Man feierte im wahren Sinne des Wortes einen Beethoven-Abend, im Palais des Prinzen Louis Ferdinand. Eine kleine, auserlesene Gesellschaft hatte sich zu Ehren des Wiener Gastes dort versammelt. Da war der böhmische Musiker und Claviervirtuose Dussek, der treue Gefährte des Prinzen, der liebenswürdige Capellmeister Himmel, Componist einer damals vielbewunderten Oper, Fanchon, – der schöne und ritterliche Prinz August, jüngerer Bruder des Gastgebers, die junge Fürstin Radziwill und einige andere vornehme und schöne Frauen.
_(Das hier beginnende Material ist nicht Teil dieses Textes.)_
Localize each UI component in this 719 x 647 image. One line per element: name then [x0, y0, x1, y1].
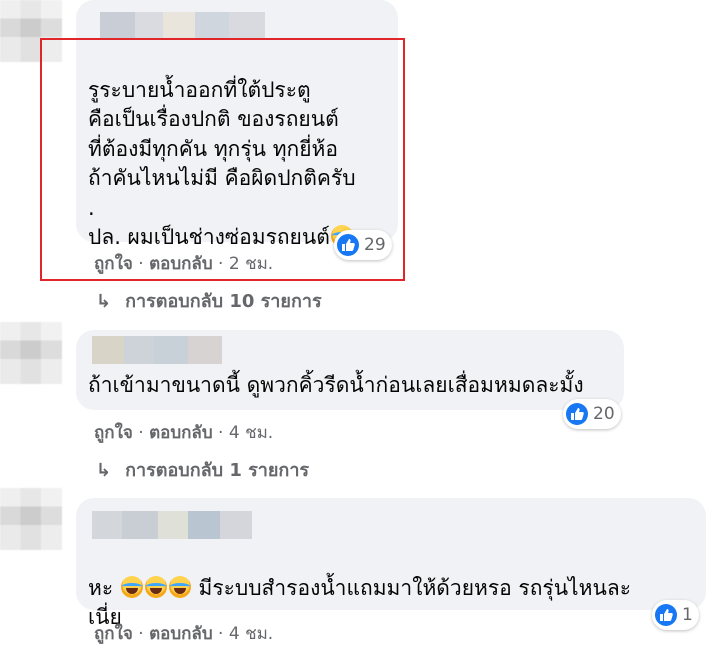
- reaction-count: 20: [593, 404, 615, 424]
- like-reaction-icon: [655, 604, 677, 626]
- laughing-emoji: [120, 575, 143, 598]
- reply-button[interactable]: ตอบกลับ: [149, 423, 213, 443]
- highlight-box: [40, 38, 405, 281]
- like-button[interactable]: ถูกใจ: [94, 423, 133, 443]
- comment-time[interactable]: 4 ชม.: [229, 624, 273, 644]
- reaction-count: 1: [682, 605, 693, 625]
- like-reaction-icon: [566, 403, 588, 425]
- reply-arrow-icon: ↳: [96, 460, 112, 481]
- comment-text: ถ้าเข้ามาขนาดนี้ ดูพวกคิ้วรีดน้ำก่อนเลยเ…: [88, 373, 584, 397]
- comment-time[interactable]: 4 ชม.: [229, 423, 273, 443]
- reply-arrow-icon: ↳: [96, 291, 112, 312]
- commenter-avatar[interactable]: [0, 322, 62, 384]
- commenter-name-blurred[interactable]: [100, 12, 265, 40]
- commenter-name-blurred[interactable]: [92, 511, 252, 539]
- reaction-count-badge[interactable]: 20: [563, 399, 621, 429]
- commenter-name-blurred[interactable]: [92, 336, 222, 364]
- laughing-emoji: [144, 575, 167, 598]
- reply-button[interactable]: ตอบกลับ: [149, 624, 213, 644]
- like-button[interactable]: ถูกใจ: [94, 624, 133, 644]
- commenter-avatar[interactable]: [0, 488, 62, 550]
- view-replies-link[interactable]: ↳ การตอบกลับ 1 รายการ: [96, 455, 309, 484]
- view-replies-link[interactable]: ↳ การตอบกลับ 10 รายการ: [96, 286, 322, 315]
- laughing-emoji: [168, 575, 191, 598]
- comment-actions: ถูกใจ · ตอบกลับ · 4 ชม.: [94, 423, 274, 443]
- reaction-count-badge[interactable]: 1: [652, 600, 699, 630]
Die äußere Erscheinung Beethoven's wird damals folgendermaßen geschildert:

»Der Körperbau Beethoven's war gedrungen, nicht groß, starkknochig, voll Rüstigkeit, ein Bild der Kraft, sein Haupt erschien von dunklem Haargebüsch bedeckt, das ungeordnet, mehr mähnenartig wie gelockt, umherlag, die Stirn war breit und vordringend über den dunklen Augen gelagert, die Nase zeigte sich kräftig, mehr in die Breite entwickelt als vordringend, von deutschem, nicht römischem Profilschnitt, der Mund wohlgebildet.«

Dies schriftliche Portrait ist offenbar mehr eigenartig als anziehend, das fanden gewiß auch die damals versammelten Gäste.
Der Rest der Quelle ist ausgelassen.